En plus de nous donner à voir avec réalisme certains aspects de la guerre du Vietnam, l’auteur nous régale en décrivant son Wyoming d’adoption et en faisant vivre ses personnages. Aux protagonistes principaux que l’on retrouve avec plaisir – en plus de Walt, citons Henry Standing Bear, le meilleur ami du shérif ; Vic, sa séduisante adjointe et Saizarbitoria, son autre bras droit – il faut ajouter des personnages secondaires réussis et pas délaissés pour un sou. Certains ne manquent pas de piquant, comme ces deux vieux frères célibataires dont l’un est persuadé que leur mère, morte depuis un quart de siècle, lui prépare encore son café du matin. Comme dans les autres opus de la série, l’humour occupe une belle place, aussi bien dans les situations que dans les dialogues et les pensées de Walt.

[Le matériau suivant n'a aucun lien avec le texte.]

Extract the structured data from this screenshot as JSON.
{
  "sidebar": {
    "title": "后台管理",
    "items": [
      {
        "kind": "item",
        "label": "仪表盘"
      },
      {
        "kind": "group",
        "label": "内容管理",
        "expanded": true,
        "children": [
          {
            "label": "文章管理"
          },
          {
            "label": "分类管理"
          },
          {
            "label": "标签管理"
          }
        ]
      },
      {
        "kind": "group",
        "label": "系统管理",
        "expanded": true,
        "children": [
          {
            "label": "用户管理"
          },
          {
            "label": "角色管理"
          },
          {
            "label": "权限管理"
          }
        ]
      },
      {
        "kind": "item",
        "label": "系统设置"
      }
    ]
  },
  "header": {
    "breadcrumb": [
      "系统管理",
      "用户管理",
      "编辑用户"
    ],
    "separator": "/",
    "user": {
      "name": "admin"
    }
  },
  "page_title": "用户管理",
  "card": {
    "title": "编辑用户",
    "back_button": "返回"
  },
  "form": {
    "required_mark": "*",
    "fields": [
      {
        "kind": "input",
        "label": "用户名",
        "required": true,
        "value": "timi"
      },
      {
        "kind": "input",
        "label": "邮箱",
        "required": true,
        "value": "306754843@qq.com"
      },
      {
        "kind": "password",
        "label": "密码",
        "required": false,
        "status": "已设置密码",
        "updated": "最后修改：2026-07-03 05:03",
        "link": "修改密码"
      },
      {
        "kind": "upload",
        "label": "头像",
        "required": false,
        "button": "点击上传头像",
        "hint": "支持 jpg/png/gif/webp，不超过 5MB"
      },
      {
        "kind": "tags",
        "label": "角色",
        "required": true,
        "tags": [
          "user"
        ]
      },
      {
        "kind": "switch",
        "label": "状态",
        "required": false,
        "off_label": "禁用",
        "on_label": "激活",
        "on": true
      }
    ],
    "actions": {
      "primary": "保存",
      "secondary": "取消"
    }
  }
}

« Ils étaient tous les deux de beaux vieux célibataires ; à mon avis, ils ne s’étaient pas mariés parce qu’ils étaient trop radins pour envisager de prendre une épouse. […] Mon interaction professionnelle avec les Dunnigan concernait surtout Den. Un jour, il avait failli tuer un autre rancher avec une pelle lors d’une altercation sur les droits d’accès à l’eau, et une autre fois, il avait brisé une bouteille sur le bar en ville, et menacé de pratiquer une trachéotomie artisanale sur un cow-boy de rodéo. Mais en dehors de cela, nous nous contentions de répondre aux appels de Den lorsque James se perdait, ce qui lui arrivait périodiquement. Deux ou trois ans auparavant, pendant la saison de chasse et les premières neiges, nous avions ainsi répondu – de même que la patrouille de l’autoroute et la brigade de recherche et sauvetage du comté – et nous avions retrouvé James installé au Hole in the Wall Bar. Il nous avait affirmé catégoriquement qu’il avait appelé sa mère pour lui expliquer que tout allait bien et qu’il allait passer la nuit dehors.

Le problème était que sa mère était morte depuis un quart de siècle. »

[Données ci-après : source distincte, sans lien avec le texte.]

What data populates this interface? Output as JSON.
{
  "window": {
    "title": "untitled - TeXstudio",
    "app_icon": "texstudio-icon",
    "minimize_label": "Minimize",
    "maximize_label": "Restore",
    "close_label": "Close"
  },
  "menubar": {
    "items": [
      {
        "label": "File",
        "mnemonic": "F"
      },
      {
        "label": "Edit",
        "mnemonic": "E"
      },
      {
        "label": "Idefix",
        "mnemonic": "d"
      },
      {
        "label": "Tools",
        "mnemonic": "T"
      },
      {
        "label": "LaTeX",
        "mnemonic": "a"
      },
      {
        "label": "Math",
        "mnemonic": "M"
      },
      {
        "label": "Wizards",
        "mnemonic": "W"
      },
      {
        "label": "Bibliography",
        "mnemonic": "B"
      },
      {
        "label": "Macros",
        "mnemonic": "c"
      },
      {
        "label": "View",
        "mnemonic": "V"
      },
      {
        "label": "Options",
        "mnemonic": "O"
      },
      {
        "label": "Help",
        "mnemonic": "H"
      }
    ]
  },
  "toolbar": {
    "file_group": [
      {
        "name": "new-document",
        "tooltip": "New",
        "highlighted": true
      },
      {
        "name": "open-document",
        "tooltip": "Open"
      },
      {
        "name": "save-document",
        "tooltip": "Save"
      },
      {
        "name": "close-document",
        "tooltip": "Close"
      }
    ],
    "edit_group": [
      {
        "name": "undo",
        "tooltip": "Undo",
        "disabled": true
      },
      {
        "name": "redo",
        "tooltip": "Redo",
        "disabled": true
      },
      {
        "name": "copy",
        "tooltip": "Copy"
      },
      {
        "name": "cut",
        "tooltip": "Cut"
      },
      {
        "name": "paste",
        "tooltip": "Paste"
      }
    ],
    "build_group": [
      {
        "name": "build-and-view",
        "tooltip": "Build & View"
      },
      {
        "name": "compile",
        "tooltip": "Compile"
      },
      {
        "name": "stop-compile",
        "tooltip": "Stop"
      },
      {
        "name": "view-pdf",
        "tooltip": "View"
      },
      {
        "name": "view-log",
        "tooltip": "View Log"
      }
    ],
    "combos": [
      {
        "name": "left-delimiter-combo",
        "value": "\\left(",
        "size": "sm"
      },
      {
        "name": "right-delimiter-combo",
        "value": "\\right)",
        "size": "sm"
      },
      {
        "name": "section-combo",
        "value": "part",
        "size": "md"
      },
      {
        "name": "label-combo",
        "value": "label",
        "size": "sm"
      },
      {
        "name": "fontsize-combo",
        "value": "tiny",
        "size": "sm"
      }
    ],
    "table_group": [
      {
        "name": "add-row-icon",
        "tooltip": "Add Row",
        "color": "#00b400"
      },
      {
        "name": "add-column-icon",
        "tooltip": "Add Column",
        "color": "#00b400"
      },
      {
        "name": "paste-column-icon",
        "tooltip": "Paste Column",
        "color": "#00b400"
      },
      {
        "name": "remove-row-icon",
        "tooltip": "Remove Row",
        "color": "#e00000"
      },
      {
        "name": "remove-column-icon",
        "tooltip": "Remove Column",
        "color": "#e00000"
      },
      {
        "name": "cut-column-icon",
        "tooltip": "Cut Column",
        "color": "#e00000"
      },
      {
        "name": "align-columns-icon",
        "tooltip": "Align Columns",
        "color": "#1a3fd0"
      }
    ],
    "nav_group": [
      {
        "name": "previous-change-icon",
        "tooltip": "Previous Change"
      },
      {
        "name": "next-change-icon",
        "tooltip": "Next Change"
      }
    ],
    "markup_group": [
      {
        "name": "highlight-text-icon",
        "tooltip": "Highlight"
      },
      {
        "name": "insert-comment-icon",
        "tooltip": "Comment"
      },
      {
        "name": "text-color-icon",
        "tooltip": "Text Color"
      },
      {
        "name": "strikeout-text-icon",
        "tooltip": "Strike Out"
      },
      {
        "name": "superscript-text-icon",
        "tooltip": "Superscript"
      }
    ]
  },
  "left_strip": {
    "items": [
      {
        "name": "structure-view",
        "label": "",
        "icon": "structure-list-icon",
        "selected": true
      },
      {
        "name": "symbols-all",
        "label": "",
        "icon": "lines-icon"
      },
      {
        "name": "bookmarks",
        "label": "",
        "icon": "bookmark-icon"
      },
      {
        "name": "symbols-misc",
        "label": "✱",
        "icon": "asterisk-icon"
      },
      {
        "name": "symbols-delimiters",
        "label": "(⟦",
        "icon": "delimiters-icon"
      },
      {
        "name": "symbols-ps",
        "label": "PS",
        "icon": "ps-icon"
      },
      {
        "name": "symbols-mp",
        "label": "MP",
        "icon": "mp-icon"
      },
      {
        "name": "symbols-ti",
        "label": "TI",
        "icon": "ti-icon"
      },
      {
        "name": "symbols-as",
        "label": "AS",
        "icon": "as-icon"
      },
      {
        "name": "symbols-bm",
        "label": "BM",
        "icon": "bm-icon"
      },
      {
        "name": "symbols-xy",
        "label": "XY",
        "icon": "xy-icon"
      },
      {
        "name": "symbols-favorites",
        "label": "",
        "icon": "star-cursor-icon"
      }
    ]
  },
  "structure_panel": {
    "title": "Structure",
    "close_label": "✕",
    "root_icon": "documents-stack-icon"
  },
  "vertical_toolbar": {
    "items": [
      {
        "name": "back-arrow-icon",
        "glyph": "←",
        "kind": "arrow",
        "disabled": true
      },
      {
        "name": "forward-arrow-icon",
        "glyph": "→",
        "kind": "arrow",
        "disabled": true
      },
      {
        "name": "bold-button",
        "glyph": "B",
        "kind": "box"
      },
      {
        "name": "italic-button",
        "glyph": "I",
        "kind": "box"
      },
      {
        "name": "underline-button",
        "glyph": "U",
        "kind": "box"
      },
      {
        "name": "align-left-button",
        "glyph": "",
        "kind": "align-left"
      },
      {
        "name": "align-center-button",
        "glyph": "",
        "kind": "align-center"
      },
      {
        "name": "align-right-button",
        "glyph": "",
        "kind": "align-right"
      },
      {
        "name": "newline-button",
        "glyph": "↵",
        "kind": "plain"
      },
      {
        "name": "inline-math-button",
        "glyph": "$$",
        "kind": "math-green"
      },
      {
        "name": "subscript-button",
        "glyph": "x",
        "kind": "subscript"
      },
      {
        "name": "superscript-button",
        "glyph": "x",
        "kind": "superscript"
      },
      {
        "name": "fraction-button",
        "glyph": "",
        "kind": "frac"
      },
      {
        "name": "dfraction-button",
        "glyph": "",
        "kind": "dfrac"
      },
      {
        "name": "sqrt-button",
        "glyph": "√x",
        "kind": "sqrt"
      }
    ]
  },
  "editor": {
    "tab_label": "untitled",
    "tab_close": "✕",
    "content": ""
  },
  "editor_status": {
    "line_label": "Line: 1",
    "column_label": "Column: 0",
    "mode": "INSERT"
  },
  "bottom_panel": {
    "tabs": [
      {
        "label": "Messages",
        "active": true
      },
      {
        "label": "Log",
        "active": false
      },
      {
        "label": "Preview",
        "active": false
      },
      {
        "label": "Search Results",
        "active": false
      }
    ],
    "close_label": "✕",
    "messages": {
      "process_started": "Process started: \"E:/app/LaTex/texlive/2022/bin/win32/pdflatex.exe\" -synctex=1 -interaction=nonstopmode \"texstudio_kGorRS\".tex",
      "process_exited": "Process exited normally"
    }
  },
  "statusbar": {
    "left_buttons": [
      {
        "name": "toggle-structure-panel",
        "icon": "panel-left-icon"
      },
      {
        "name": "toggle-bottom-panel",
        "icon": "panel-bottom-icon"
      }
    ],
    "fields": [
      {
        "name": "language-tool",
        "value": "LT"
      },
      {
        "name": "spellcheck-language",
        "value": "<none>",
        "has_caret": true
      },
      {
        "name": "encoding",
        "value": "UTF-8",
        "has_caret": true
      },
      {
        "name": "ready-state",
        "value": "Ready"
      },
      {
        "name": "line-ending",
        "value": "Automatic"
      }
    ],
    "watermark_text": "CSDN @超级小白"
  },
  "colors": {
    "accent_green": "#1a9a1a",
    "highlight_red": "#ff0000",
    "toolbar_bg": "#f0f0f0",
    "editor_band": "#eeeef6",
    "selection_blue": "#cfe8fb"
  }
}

S’il ne s’agit peut-être pas du meilleur livre écrit par Craig Johnson à ce jour, Enfants de poussière – très beau titre une fois qu’on en a compris le sens, soit dit en passant – n’en demeure pas moins un très bon roman. Un bien agréable moment de lecture passé avec Walt, Henry, Vic et les autres dans les sublimes paysages du Wyoming.


Enfants de poussière (Another Man’s Moccasins, 2008) de Craig Johnson, Gallmeister (2012). Traduit de l’américain par Sophie Aslanides, 322 pages.